Grazie Teresa per la intervista! È stato bello chiacchierare con te di questo periodo straordinario.

Lettere e Tagliolini

«Fa ridere molto gli italiani quando mi presento, quando mi dicono ad esempio ‘Ciao mi chiamo Beatrice’ , ‘Ciao, io Anke’ e mi rispondono ‘Ah, anche tu Beatrice?’».

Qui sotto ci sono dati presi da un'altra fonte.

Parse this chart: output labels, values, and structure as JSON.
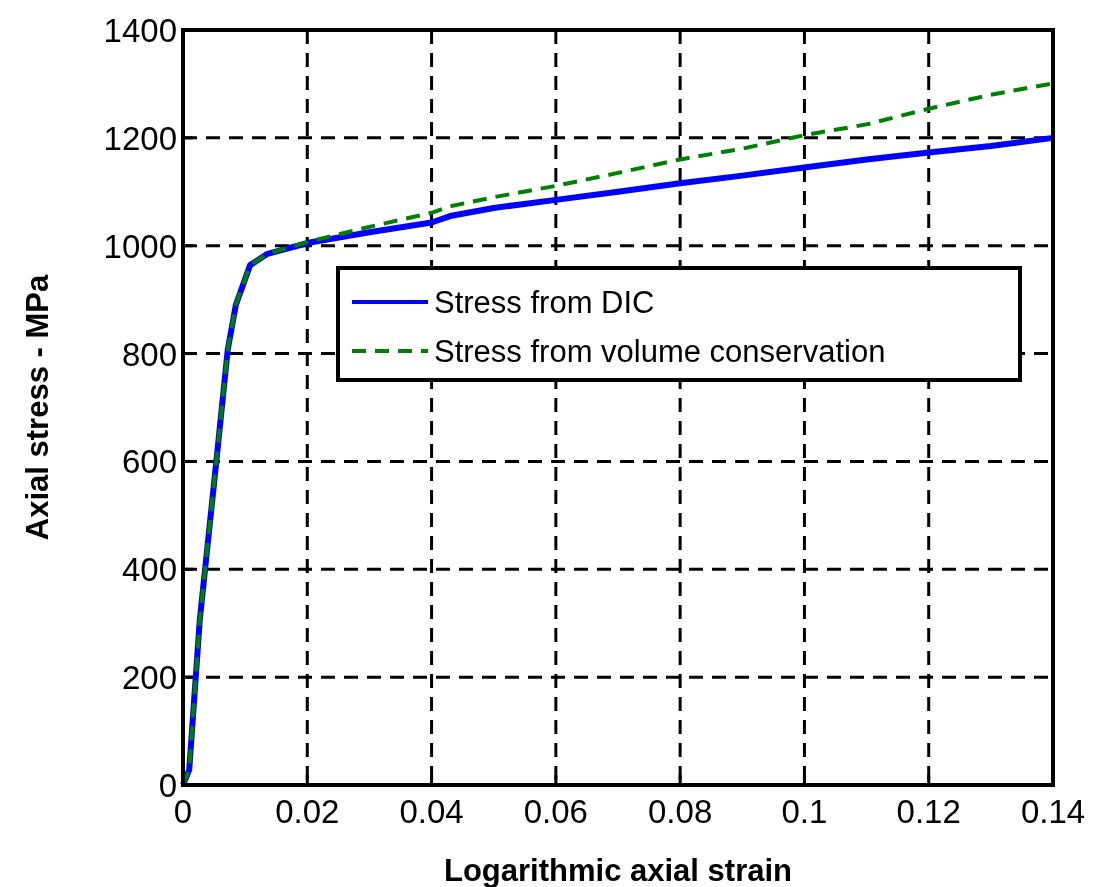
{
  "chart_data": {
    "type": "line",
    "xlabel": "Logarithmic axial strain",
    "ylabel": "Axial stress - MPa",
    "xlim": [
      0,
      0.14
    ],
    "ylim": [
      0,
      1400
    ],
    "xticks": [
      0,
      0.02,
      0.04,
      0.06,
      0.08,
      0.1,
      0.12,
      0.14
    ],
    "yticks": [
      0,
      200,
      400,
      600,
      800,
      1000,
      1200,
      1400
    ],
    "grid": true,
    "legend": "right",
    "marker": "none",
    "series": [
      {
        "name": "Stress from DIC",
        "color": "#0000ff",
        "line_style": "solid",
        "x": [
          0,
          0.001,
          0.0027,
          0.0053,
          0.0072,
          0.0085,
          0.0108,
          0.0136,
          0.0204,
          0.03,
          0.04,
          0.043,
          0.05,
          0.06,
          0.07,
          0.08,
          0.09,
          0.1,
          0.11,
          0.12,
          0.13,
          0.14
        ],
        "values": [
          0,
          28,
          306,
          593,
          807,
          890,
          964,
          985,
          1006,
          1025,
          1043,
          1055,
          1070,
          1085,
          1100,
          1116,
          1130,
          1145,
          1160,
          1173,
          1185,
          1200
        ]
      },
      {
        "name": "Stress from volume conservation",
        "color": "#008000",
        "line_style": "dashed",
        "x": [
          0,
          0.001,
          0.0027,
          0.0053,
          0.0072,
          0.0085,
          0.0108,
          0.0136,
          0.0204,
          0.03,
          0.04,
          0.043,
          0.05,
          0.06,
          0.07,
          0.08,
          0.09,
          0.1,
          0.11,
          0.12,
          0.13,
          0.14
        ],
        "values": [
          0,
          28,
          306,
          593,
          807,
          890,
          964,
          985,
          1008,
          1035,
          1061,
          1073,
          1090,
          1111,
          1135,
          1160,
          1180,
          1205,
          1225,
          1254,
          1280,
          1301
        ]
      }
    ]
  }
}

Anke è una neo blogger di origine tedesca e temperamento italiano che vive in Lombardia da 19 anni con le sue due figlie e suo marito. E con temperamento italiano intendo che durante la nostra chiacchierata è riuscita a trasmettermi quella passionalità, quella rabbia e quello sdegno così caratterizzanti della nostra natura, che rendono semplice capire che si ha a che fare con un italiano. Il mio incontro con Anke, nonostante sia stato pressoché casuale, l’ho trovato assolutamente necessario per completare la mia esperienza, diametralmente opposta, della Pandemia che lei invece ha vissuto con i piedi in Italia, nel «piccolo mondo» del suo condominio, e con il pensiero rivolto alle incongruenze con Dresda, la città in cui ancora vive la sua famiglia.